An example of a reconstruction of Earth, using the ring of light around the Sun, projected by the solar gravitational lens. The algorithm that enables this reconstruction can be applied to exoplanets for superior imaging.
An example of a reconstruction of Earth, using the ring of light around the Sun, projected by the solar gravitational lens. The algorithm that enables this reconstruction can be applied to exoplanets for superior imaging. (Image credit: Alexander Madurowicz)

The sun's gravitational field could be used as a giant magnifying glass to observe distant exoplanets in a much greater detail than is currently possible, a new study suggests. 

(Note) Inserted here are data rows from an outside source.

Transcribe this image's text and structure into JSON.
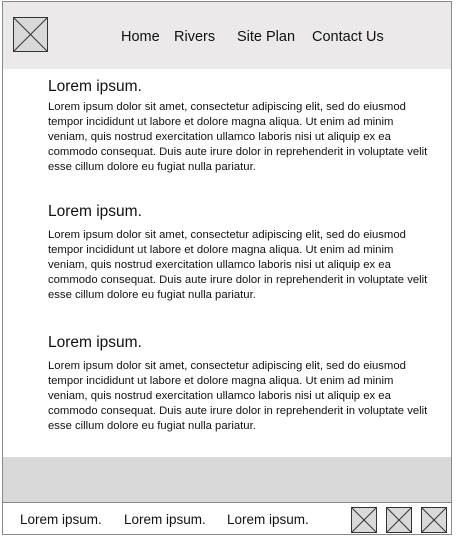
{
  "header": {
    "logo_icon": "image-placeholder-icon",
    "nav": [
      {
        "label": "Home"
      },
      {
        "label": "Rivers"
      },
      {
        "label": "Site Plan"
      },
      {
        "label": "Contact Us"
      }
    ]
  },
  "main": {
    "sections": [
      {
        "heading": "Lorem ipsum.",
        "body": "Lorem ipsum dolor sit amet, consectetur adipiscing elit, sed do eiusmod tempor incididunt ut labore et dolore magna aliqua. Ut enim ad minim veniam, quis nostrud exercitation ullamco laboris nisi ut aliquip ex ea commodo consequat. Duis aute irure dolor in reprehenderit in voluptate velit esse cillum dolore eu fugiat nulla pariatur."
      },
      {
        "heading": "Lorem ipsum.",
        "body": "Lorem ipsum dolor sit amet, consectetur adipiscing elit, sed do eiusmod tempor incididunt ut labore et dolore magna aliqua. Ut enim ad minim veniam, quis nostrud exercitation ullamco laboris nisi ut aliquip ex ea commodo consequat. Duis aute irure dolor in reprehenderit in voluptate velit esse cillum dolore eu fugiat nulla pariatur."
      },
      {
        "heading": "Lorem ipsum.",
        "body": "Lorem ipsum dolor sit amet, consectetur adipiscing elit, sed do eiusmod tempor incididunt ut labore et dolore magna aliqua. Ut enim ad minim veniam, quis nostrud exercitation ullamco laboris nisi ut aliquip ex ea commodo consequat. Duis aute irure dolor in reprehenderit in voluptate velit esse cillum dolore eu fugiat nulla pariatur."
      }
    ]
  },
  "footer": {
    "links": [
      {
        "label": "Lorem ipsum."
      },
      {
        "label": "Lorem ipsum."
      },
      {
        "label": "Lorem ipsum."
      }
    ],
    "social_icons": [
      "image-placeholder-icon",
      "image-placeholder-icon",
      "image-placeholder-icon"
    ]
  },
  "colors": {
    "header_bg": "#ebe9ea",
    "placeholder_fill": "#d9d9d9",
    "band_bg": "#d9d9d9",
    "border": "#8a8a8a",
    "text": "#111111"
  }
}
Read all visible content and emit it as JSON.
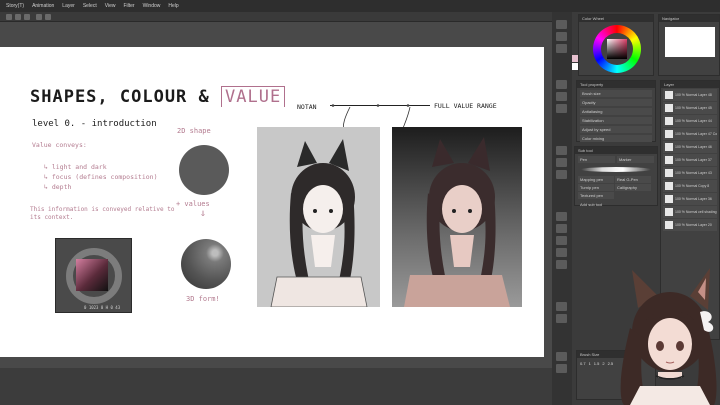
{
  "menu": {
    "items": [
      "Story(T)",
      "Animation",
      "Layer",
      "Select",
      "View",
      "Filter",
      "Window",
      "Help"
    ]
  },
  "slide": {
    "title": "SHAPES, COLOUR &",
    "title_value": "VALUE",
    "subtitle": "level 0. - introduction",
    "conveys_label": "Value conveys:",
    "conveys_items": [
      "light and dark",
      "focus (defines composition)",
      "depth"
    ],
    "note": "This information is conveyed relative to its context.",
    "label_2d": "2D shape",
    "label_values": "+ values",
    "label_3d": "3D form!",
    "notan": "NOTAN",
    "full_range": "FULL VALUE RANGE"
  },
  "dock": {
    "color_panel_title": "Color Wheel",
    "navigator_title": "Navigator",
    "brush_title": "Tool property",
    "brush_rows": [
      "Brush size",
      "Opacity",
      "Antialiasing",
      "Stabilization",
      "Adjust by speed",
      "Color mixing"
    ],
    "subtool_title": "Sub tool",
    "subtool_tabs": [
      "Pen",
      "Marker"
    ],
    "subtool_items": [
      "Mapping pen",
      "Real G-Pen",
      "Turnip pen",
      "Calligraphy",
      "Textured pen"
    ],
    "subtool_add": "Add sub tool",
    "layers_title": "Layer",
    "layers": [
      "100 % Normal Layer 48",
      "100 % Normal Layer 45",
      "100 % Normal Layer 44",
      "100 % Normal Layer 47 Copy",
      "100 % Normal Layer 46",
      "100 % Normal Layer 37",
      "100 % Normal Layer 43",
      "100 % Normal Copy 8",
      "100 % Normal Layer 36",
      "100 % Normal cell shading",
      "100 % Normal Layer 20"
    ],
    "brushsize_title": "Brush Size",
    "brush_sizes": [
      "0.7",
      "1",
      "1.5",
      "2",
      "2.5"
    ]
  },
  "screenshot_caption": "0 1023  0 H  0 43"
}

In the study, a team of researchers from Stanford University proposed a technique for studying exoplanets that uses gravitational lensing, an effect that occurs around massive celestial bodies where the gravity of the objects is strong enough to bend spacetime. An object viewed through this bent region of spacetime appears closer and larger, as if observed through a magnifying lens. Combining the power of space-based telescopes with gravitational lensing could improve the precision of imaging of exoplanets, planets that orbit other stars, 1,000 times, the researchers said in a statement

"We want to take pictures of planets that are orbiting other stars that are as good as the pictures we can make of planets in our own solar system," Bruce Macintosh, a physics professor at the School of Humanities and Sciences at Stanford and deputy director of the Kavli Institute for Particle Astrophysics and Cosmology (KIPAC) said in the statement. "With this technology, we hope to take a picture of a planet 100 light-years away that has the same impact as Apollo 8's picture of Earth."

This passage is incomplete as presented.